NYには、ステーキの老舗や名店が多くあります。老舗では、ポーターハウス、キーンズ、デルモニコ、ギャラガーズ、ストリップ・ハウス、スパークス等々あります。また名店としては、なんといってもブルックリンのピーター・ルーガーということになります。熟成肉と言えばピーター・ルーガーであり、NYのナンバー・ワン・ステーキと言えばピーター・ルーガーです。そこで修行した人たちが開いたウォルフギャング、ベンジャミン、ベン&ジャックス等も大人気です。人気のメニューは、やはりTボーン・ステーキということになります。アルファベットのTに似た腰椎の両側にサーロインとテンダーロインという異なる肉がついています。テンダーロインが多いカットは、ポーターハウスと呼ばれます。カットの特性から大振りなステーキになります。

熟成、エイジングとは、肉のタンパク質を数週間かけてアミノ酸に変化させる工程です。うま味が増し、肉質が柔らかくなります。ただ、重量は60~70%程度まで減ることになります。ピーター・ルーガーはじめ、多くのステーキ店が行っているのがドライ・エイジングです。温度、湿度、通風といった管理が難しく、経験や技が必要とされてきましたが、近年は、各要素を自動管理する熟成庫が普及しているようです。一方、ウェット・エイジングも存在し、いわゆるチルド肉は、一定程度熟成された状態になっています。ただ、狙いすました熟成度合ではなく、結果的な熟成に過ぎません。魚にも熟成はあり、和食店等では魚の種類に応じて熟成をかけてきました。最近は、血抜きの技術が普及し、魚も、容易に熟成できるようになったようです。
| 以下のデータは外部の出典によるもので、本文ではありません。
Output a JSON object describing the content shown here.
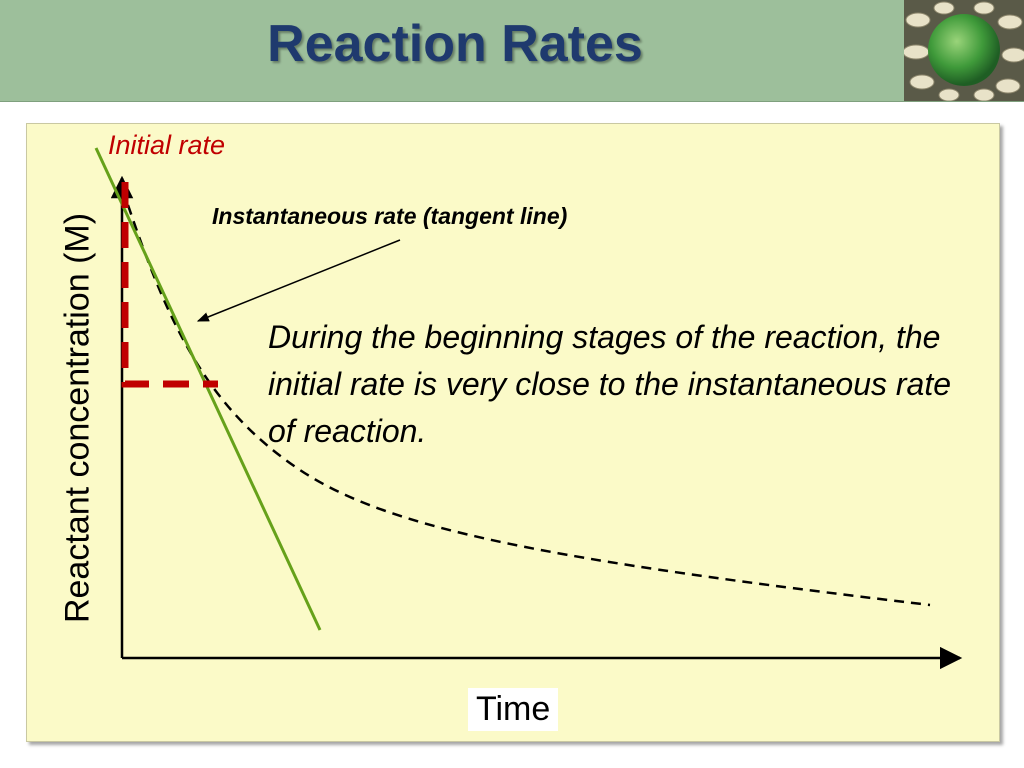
{
  "slide": {
    "title": "Reaction Rates"
  },
  "diagram": {
    "label_initial_rate": "Initial rate",
    "label_tangent": "Instantaneous rate (tangent line)",
    "body_text": "During the beginning stages of the reaction, the initial rate is very close to the instantaneous rate of reaction.",
    "ylabel": "Reactant concentration (M)",
    "xlabel": "Time"
  },
  "colors": {
    "header_bg": "#9dbf9b",
    "title": "#1f3a6e",
    "panel_bg": "#fbfac8",
    "initial_rate": "#c00000",
    "tangent_line": "#66a11a",
    "curve": "#000000"
  },
  "icons": {
    "logo": "molecule-sphere-icon"
  }
}
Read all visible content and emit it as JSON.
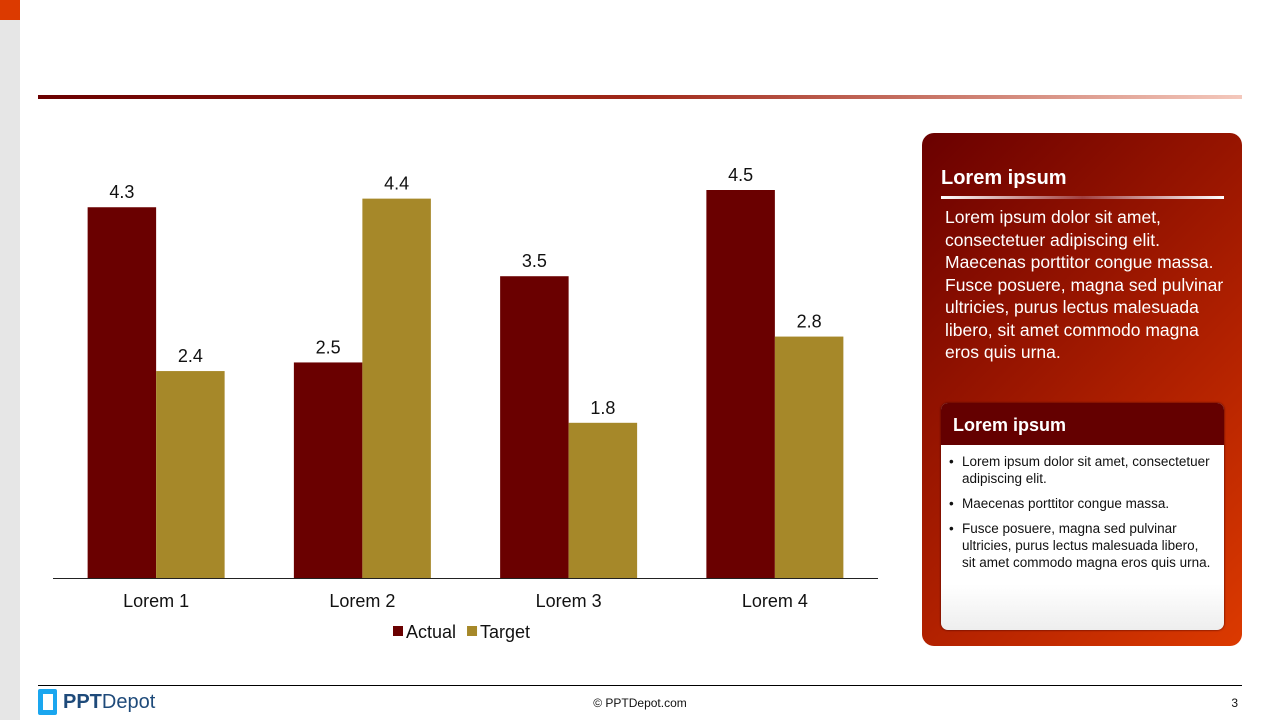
{
  "chart_data": {
    "type": "bar",
    "categories": [
      "Lorem 1",
      "Lorem 2",
      "Lorem 3",
      "Lorem 4"
    ],
    "series": [
      {
        "name": "Actual",
        "values": [
          4.3,
          2.5,
          3.5,
          4.5
        ],
        "color": "#6a0000"
      },
      {
        "name": "Target",
        "values": [
          2.4,
          4.4,
          1.8,
          2.8
        ],
        "color": "#a68829"
      }
    ],
    "ylim": [
      0,
      4.5
    ],
    "grid": false,
    "legend": "bottom"
  },
  "panel": {
    "title": "Lorem ipsum",
    "text": "Lorem ipsum dolor sit amet, consectetuer adipiscing elit. Maecenas porttitor congue massa. Fusce posuere, magna sed pulvinar ultricies, purus lectus malesuada libero, sit amet commodo magna eros quis urna.",
    "card": {
      "title": "Lorem ipsum",
      "bullets": [
        "Lorem ipsum dolor sit amet, consectetuer adipiscing elit.",
        "Maecenas porttitor congue massa.",
        "Fusce posuere, magna sed pulvinar ultricies, purus lectus malesuada libero, sit amet commodo magna eros quis urna."
      ]
    }
  },
  "footer": {
    "logo_bold": "PPT",
    "logo_rest": "Depot",
    "copyright": "© PPTDepot.com",
    "page": "3"
  }
}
強火で焼き上げた熟成肉の、香ばしくうま味の強いステーキも好きですが、もう一つ、私の好物があります。ロースト・プライム・リブです。最高ランクのプライム・リブに、じっくり火を入れたものです。好きなサイズにカットできる店もありますが、1ポンドくらいが標準です。ロースト・ビーフと言えばそれまでですが、英国風のせせこましいものとは、肉が違います。厚さが違います。NYでは、国連近くのパーム・トゥのロースト・プライム・リブが好きでした。他に飲み食いしなければ、今でも1ポンドはいけると思います。ただし、残り1/3になったところで、醤油が欲しいところです。なぜか日本には、ロースト・プライム・リブを扱う店がありません。唯一、LAから進出している専門店ローリイズで、ナパのロバート・モンダヴィと共に、本格的なロースト・プライム・リブが食べられます。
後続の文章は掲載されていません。